(Dünkü yazının devamı)
“Sarıkamış dramının bir numaralı sorumlusu hiç tartışmasız Enver Paşa'dır.”
Bu çok ciddi iddiayı dile getiren Köprülülü Şerif İlden’e göre bu doğrultuda bir değil, beş değil, en az yedi sebep sayılabilir:
“1: Sarıkamış Harekâtı, Harbiye Nazırı ve Başkomutan Vekili Enver Paşa'nın kararıyla yapıldı.
2: Enver Paşa, 3. Ordu Komutanı Hasan İzzet Paşa'nın ve 9. Kolordu Komutanı Ahmet Fevzi Paşa'nın tüm itirazlarına rağmen, onları görevden alarak harekâtı gerçekleştirdi.
3: Enver Paşa, hiçbir savaş tecrübesi olmayan Hafız Hakkı Paşa'ya fazla güvendi. Enver Paşa'nın 10. Kolordu'yu teslim ettiği Hafız Hakkı Paşa'nın çok ciddi askeri hataları oldu.

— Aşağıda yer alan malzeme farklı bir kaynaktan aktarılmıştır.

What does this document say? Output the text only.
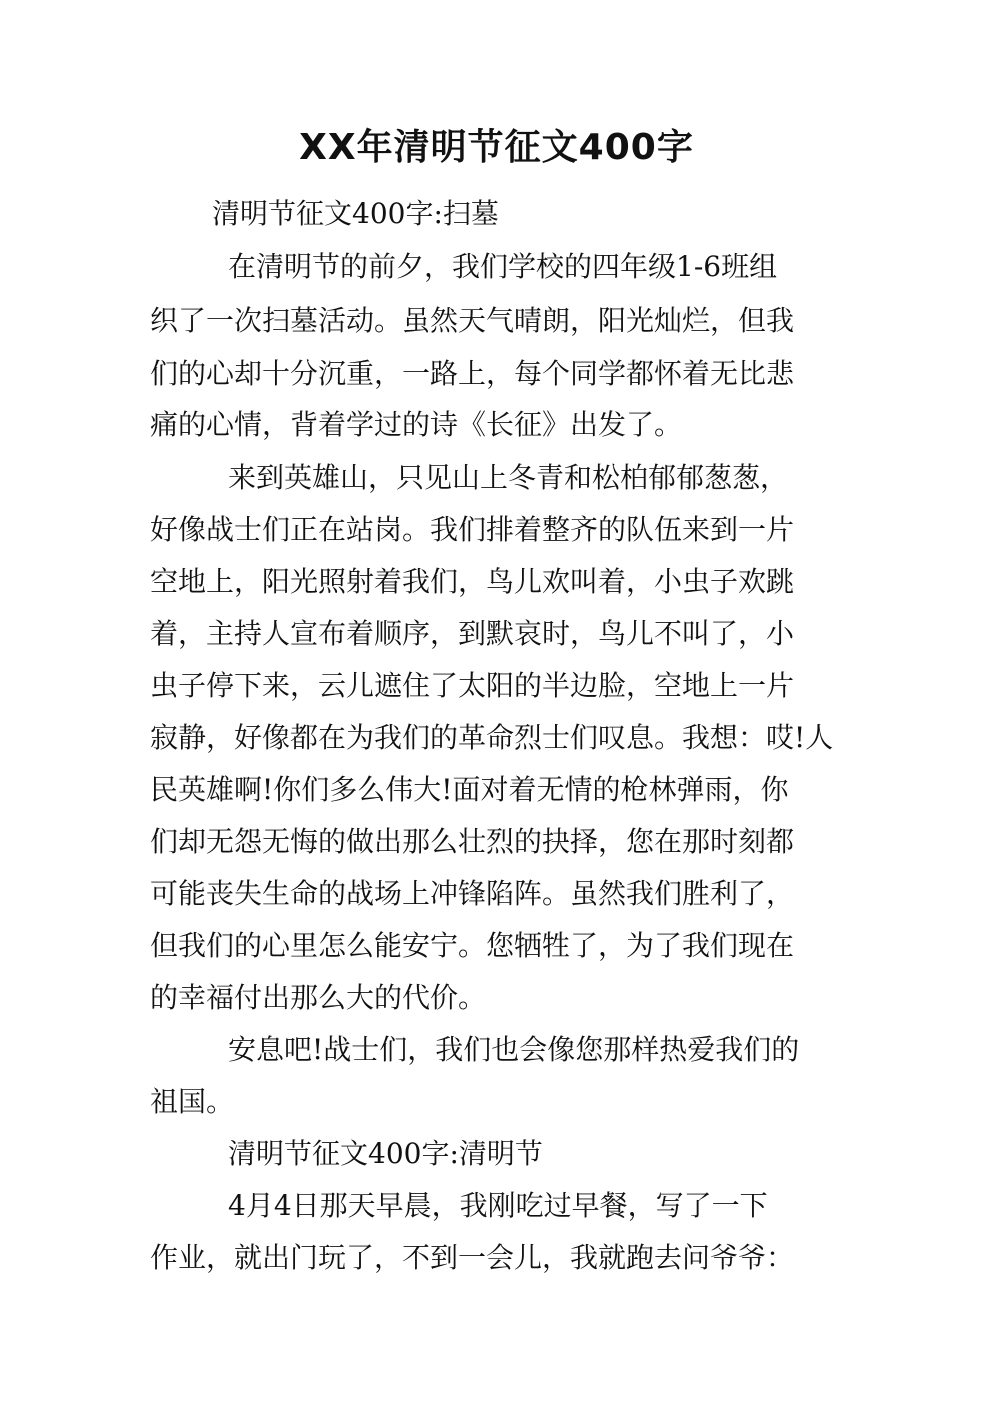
XX年清明节征文400字
清明节征文400字:扫墓
在清明节的前夕，我们学校的四年级1-6班组
织了一次扫墓活动。虽然天气晴朗，阳光灿烂，但我
们的心却十分沉重，一路上，每个同学都怀着无比悲
痛的心情，背着学过的诗《长征》出发了。
来到英雄山，只见山上冬青和松柏郁郁葱葱，
好像战士们正在站岗。我们排着整齐的队伍来到一片
空地上，阳光照射着我们，鸟儿欢叫着，小虫子欢跳
着，主持人宣布着顺序，到默哀时，鸟儿不叫了，小
虫子停下来，云儿遮住了太阳的半边脸，空地上一片
寂静，好像都在为我们的革命烈士们叹息。我想：哎!人
民英雄啊!你们多么伟大!面对着无情的枪林弹雨，你
们却无怨无悔的做出那么壮烈的抉择，您在那时刻都
可能丧失生命的战场上冲锋陷阵。虽然我们胜利了，
但我们的心里怎么能安宁。您牺牲了，为了我们现在
的幸福付出那么大的代价。
安息吧!战士们，我们也会像您那样热爱我们的
祖国。
清明节征文400字:清明节
4月4日那天早晨，我刚吃过早餐，写了一下
作业，就出门玩了，不到一会儿，我就跑去问爷爷：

4: Enver Paşa, kendi ordusunun giyecek, yiyecek, top, tüfek bakımlarından Rus ordusundan daha zayıf olduğunun farkındaydı.
5: Enver Paşa, havaların bozduğunu, her yerin karla kaplandığını, eksi 30 derecede yarı aç yarı çıplak bir savunma ordusuyla kilometrelerce yürümenin “ölüme yürümek” olduğunu görüyordu.

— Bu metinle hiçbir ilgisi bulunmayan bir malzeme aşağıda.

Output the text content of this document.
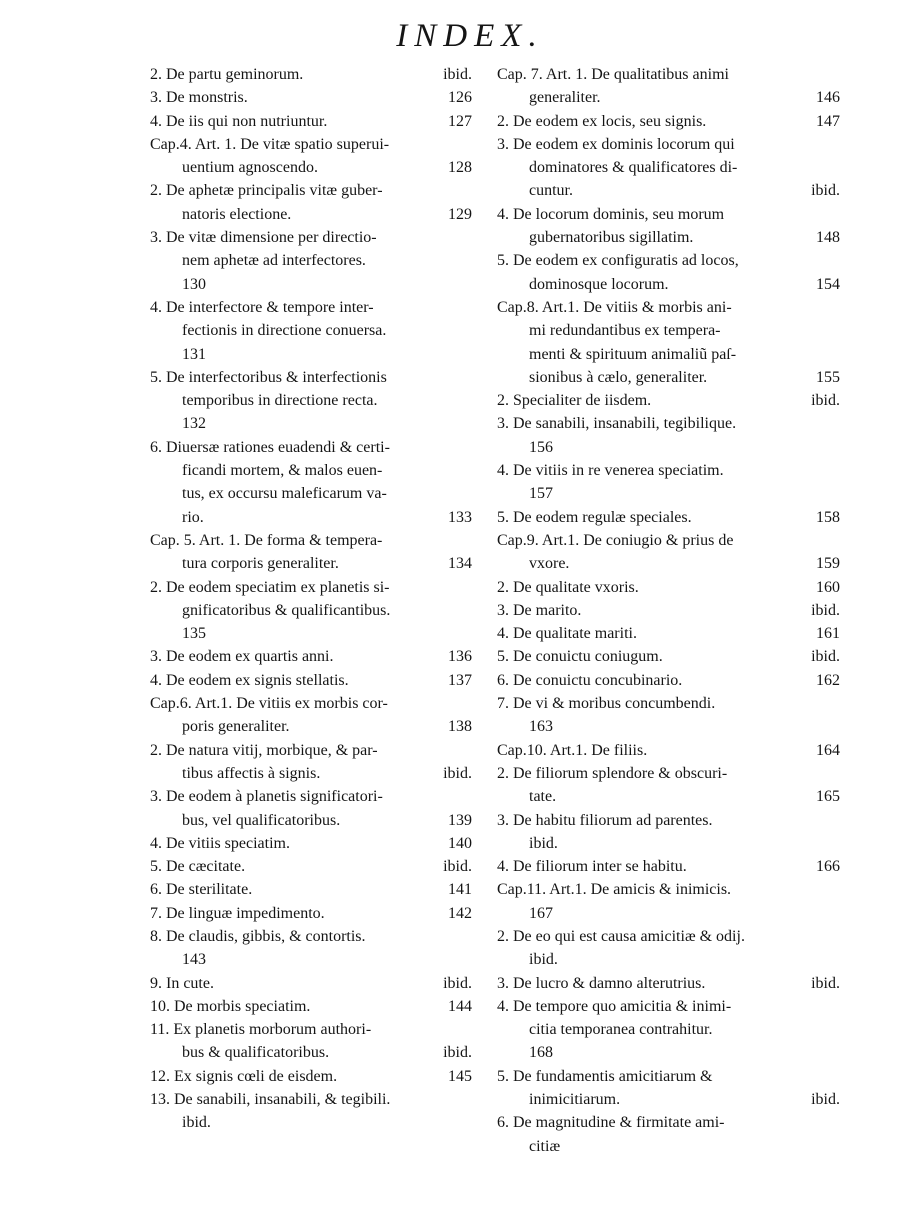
INDEX.
2. De partu geminorum.	ibid.
3. De monstris.	126
4. De iis qui non nutriuntur.	127
Cap.4. Art. 1. De vitæ spatio superui-
uentium agnoscendo.	128
2. De aphetæ principalis vitæ guber-
natoris electione.	129
3. De vitæ dimensione per directio-
nem aphetæ ad interfectores.
130
4. De interfectore & tempore inter-
fectionis in directione conuersa.
131
5. De interfectoribus & interfectionis
temporibus in directione recta.
132
6. Diuersæ rationes euadendi & certi-
ficandi mortem, & malos euen-
tus, ex occursu maleficarum va-
rio.	133
Cap. 5. Art. 1. De forma & tempera-
tura corporis generaliter.	134
2. De eodem speciatim ex planetis si-
gnificatoribus & qualificantibus.
135
3. De eodem ex quartis anni.	136
4. De eodem ex signis stellatis.	137
Cap.6. Art.1. De vitiis ex morbis cor-
poris generaliter.	138
2. De natura vitij, morbique, & par-
tibus affectis à signis.	ibid.
3. De eodem à planetis significatori-
bus, vel qualificatoribus.	139
4. De vitiis speciatim.	140
5. De cæcitate.	ibid.
6. De sterilitate.	141
7. De linguæ impedimento.	142
8. De claudis, gibbis, & contortis.
143
9. In cute.	ibid.
10. De morbis speciatim.	144
11. Ex planetis morborum authori-
bus & qualificatoribus.	ibid.
12. Ex signis cœli de eisdem.	145
13. De sanabili, insanabili, & tegibili.
ibid.
Cap. 7. Art. 1. De qualitatibus animi
generaliter.	146
2. De eodem ex locis, seu signis.	147
3. De eodem ex dominis locorum qui
dominatores & qualificatores di-
cuntur.	ibid.
4. De locorum dominis, seu morum
gubernatoribus sigillatim.	148
5. De eodem ex configuratis ad locos,
dominosque locorum.	154
Cap.8. Art.1. De vitiis & morbis ani-
mi redundantibus ex tempera-
menti & spirituum animaliũ paſ-
sionibus à cælo, generaliter.	155
2. Specialiter de iisdem.	ibid.
3. De sanabili, insanabili, tegibilique.
156
4. De vitiis in re venerea speciatim.
157
5. De eodem regulæ speciales.	158
Cap.9. Art.1. De coniugio & prius de
vxore.	159
2. De qualitate vxoris.	160
3. De marito.	ibid.
4. De qualitate mariti.	161
5. De conuictu coniugum.	ibid.
6. De conuictu concubinario.	162
7. De vi & moribus concumbendi.
163
Cap.10. Art.1. De filiis.	164
2. De filiorum splendore & obscuri-
tate.	165
3. De habitu filiorum ad parentes.
ibid.
4. De filiorum inter se habitu.	166
Cap.11. Art.1. De amicis & inimicis.
167
2. De eo qui est causa amicitiæ & odij.
ibid.
3. De lucro & damno alterutrius.	ibid.
4. De tempore quo amicitia & inimi-
citia temporanea contrahitur.
168
5. De fundamentis amicitiarum &
inimicitiarum.	ibid.
6. De magnitudine & firmitate ami-
citiæ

6: Enver Paşa hayallerine, ihtiraslarına yenildi. Önce Batum'u, Ardahan'ı ve Kars'ı Ruslardan geri alacak, sonra Kafkas Müslümanlarını Rus boyunduruğundan kurtarıp Turan hayalini gerçekleştirecekti.

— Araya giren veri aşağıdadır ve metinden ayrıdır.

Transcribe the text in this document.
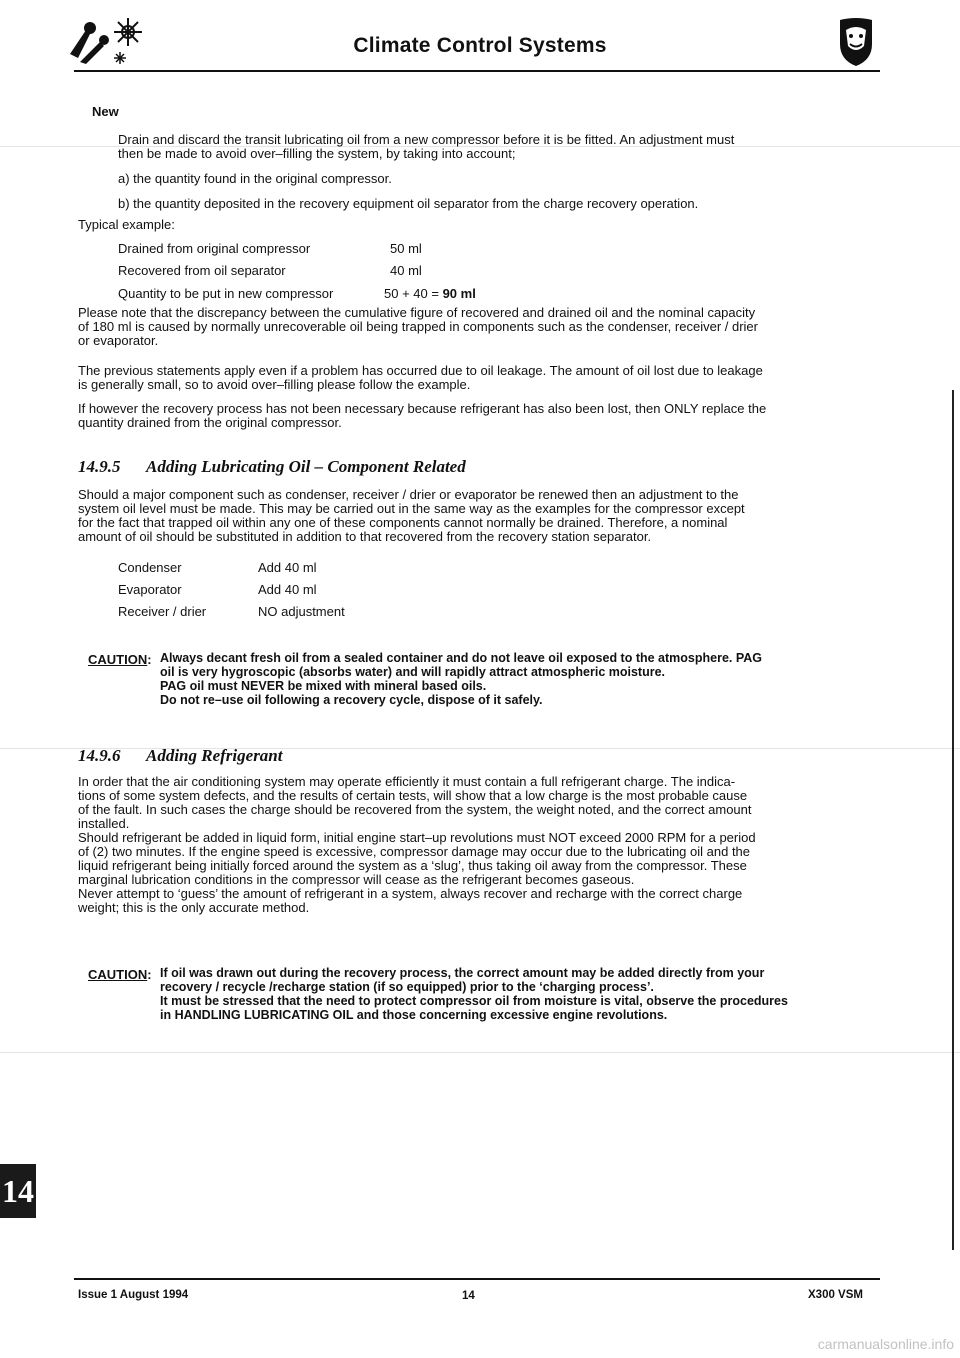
Climate Control Systems
New
Drain and discard the transit lubricating oil from a new compressor before it is be fitted. An adjustment must
then be made to avoid over–filling the system, by taking into account;
a) the quantity found in the original compressor.
b) the quantity deposited in the recovery equipment oil separator from the charge recovery operation.
Typical example:
Drained from original compressor	50 ml
Recovered from oil separator	40 ml
Quantity to be put in new compressor	50 + 40 = 90 ml
Please note that the discrepancy between the cumulative figure of recovered and drained oil and the nominal capacity
of 180 ml is caused by normally unrecoverable oil being trapped in components such as the condenser, receiver / drier
or evaporator.
The previous statements apply even if a problem has occurred due to oil leakage. The amount of oil lost due to leakage
is generally small, so to avoid over–filling please follow the example.
If however the recovery process has not been necessary because refrigerant has also been lost, then ONLY replace the
quantity drained from the original compressor.
14.9.5 Adding Lubricating Oil – Component Related
Should a major component such as condenser, receiver / drier or evaporator be renewed then an adjustment to the
system oil level must be made. This may be carried out in the same way as the examples for the compressor except
for the fact that trapped oil within any one of these components cannot normally be drained. Therefore, a nominal
amount of oil should be substituted in addition to that recovered from the recovery station separator.
Condenser	Add 40 ml
Evaporator	Add 40 ml
Receiver / drier	NO adjustment
CAUTION: Always decant fresh oil from a sealed container and do not leave oil exposed to the atmosphere. PAG
oil is very hygroscopic (absorbs water) and will rapidly attract atmospheric moisture.
PAG oil must NEVER be mixed with mineral based oils.
Do not re–use oil following a recovery cycle, dispose of it safely.
14.9.6 Adding Refrigerant
In order that the air conditioning system may operate efficiently it must contain a full refrigerant charge. The indica-
tions of some system defects, and the results of certain tests, will show that a low charge is the most probable cause
of the fault. In such cases the charge should be recovered from the system, the weight noted, and the correct amount
installed.
Should refrigerant be added in liquid form, initial engine start–up revolutions must NOT exceed 2000 RPM for a period
of (2) two minutes. If the engine speed is excessive, compressor damage may occur due to the lubricating oil and the
liquid refrigerant being initially forced around the system as a ‘slug’, thus taking oil away from the compressor. These
marginal lubrication conditions in the compressor will cease as the refrigerant becomes gaseous.
Never attempt to ‘guess’ the amount of refrigerant in a system, always recover and recharge with the correct charge
weight; this is the only accurate method.
CAUTION: If oil was drawn out during the recovery process, the correct amount may be added directly from your
recovery / recycle /recharge station (if so equipped) prior to the ‘charging process’.
It must be stressed that the need to protect compressor oil from moisture is vital, observe the procedures
in HANDLING LUBRICATING OIL and those concerning excessive engine revolutions.
14
Issue 1 August 1994	14	X300 VSM
carmanualsonline.info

7: ‘Enver Paşa'yı, Osmanlı Genelkurmayı'ndaki Alman komutanlar etkiledi!’ veya ‘Enver Paşa Hafız Hakkı Paşa'nın kurbanı oldu!’ ya da ‘Komutanlar planları tam uygulayamadılar!’ diyerek Enver Paşa'nın Sarıkamış dramındaki rolünü hafifletmek ise tarihçiye yakışmaz. Enver Paşa, o Alman komutanlara ve o Hafız Hakkı Paşa'ya çok güveniyordu. Enver Paşa, büyük bir vatanseverdi. Ancak ‘akıl’ değil, ‘duygu’ adamıydı. Sarıkamış'ta aklıyla değil, duygularıyla hareket etti. Tecrübeli komutanların uyarılarına kulak asmadı. Enver Paşa, tecrübesizdi. Bu büyüklükte bir orduyu hiç yönetmemişti. Yeri gelince ‘durmayı’, yeri gelince ‘geri çekilmeyi’ bilmiyordu. Askeri strateji bakımından bunlar büyük eksiklerdi. Köprülülü Şerif İlden ‘Sarıkamış’ adlı anılarını şöyle bitiriyor: ‘Gelecek kuşaklara ibret olsun ki biz, tüm millet yanlış yaratılmış bir adamın arkasında kurtuluş aradığımız için feleğin dediği güne düştük.’ (İlden, s. 239.)
Haksız mı?”
Sizin kimi haklı, kimi haksız bulduğunuz, elbette geçmişi değiştirmeyecek. En başa dönmek mümkün olsaydı elbette bu senaryoda değişiklik yapmak için atılacak ilk kişi de Enver Paşa olurdu.
Çünkü tanıyan herkesin teyit ettiği üzere o yüreği vatan aşkıyla dolu heyecanlı bir askerdi.
Ama bir nakledici olarak şimdi ben hem Köprülülü Şerif İlden’i hem Sadettin Murat Berksun’u tekrar teşekkürle yad ediyorum ve altını bir kez daha çizmek istiyorum:
Gerçek önemlidir ve cesur özeleştiriler olmadan gerçeğe erişilemez!
★★
Sarıkamış Gazisi Maraşlı Şeyhoğlu Satılmış'tan...
Faruk Nâfiz Çamlıbel’in ünlü ‘Han Duvarları’ şiirinde ismi geçen Maraşlı Şeyhoğlu Satılmış, Sarıkamış’tan sağ dönen az sayıdaki askerlerden biridir.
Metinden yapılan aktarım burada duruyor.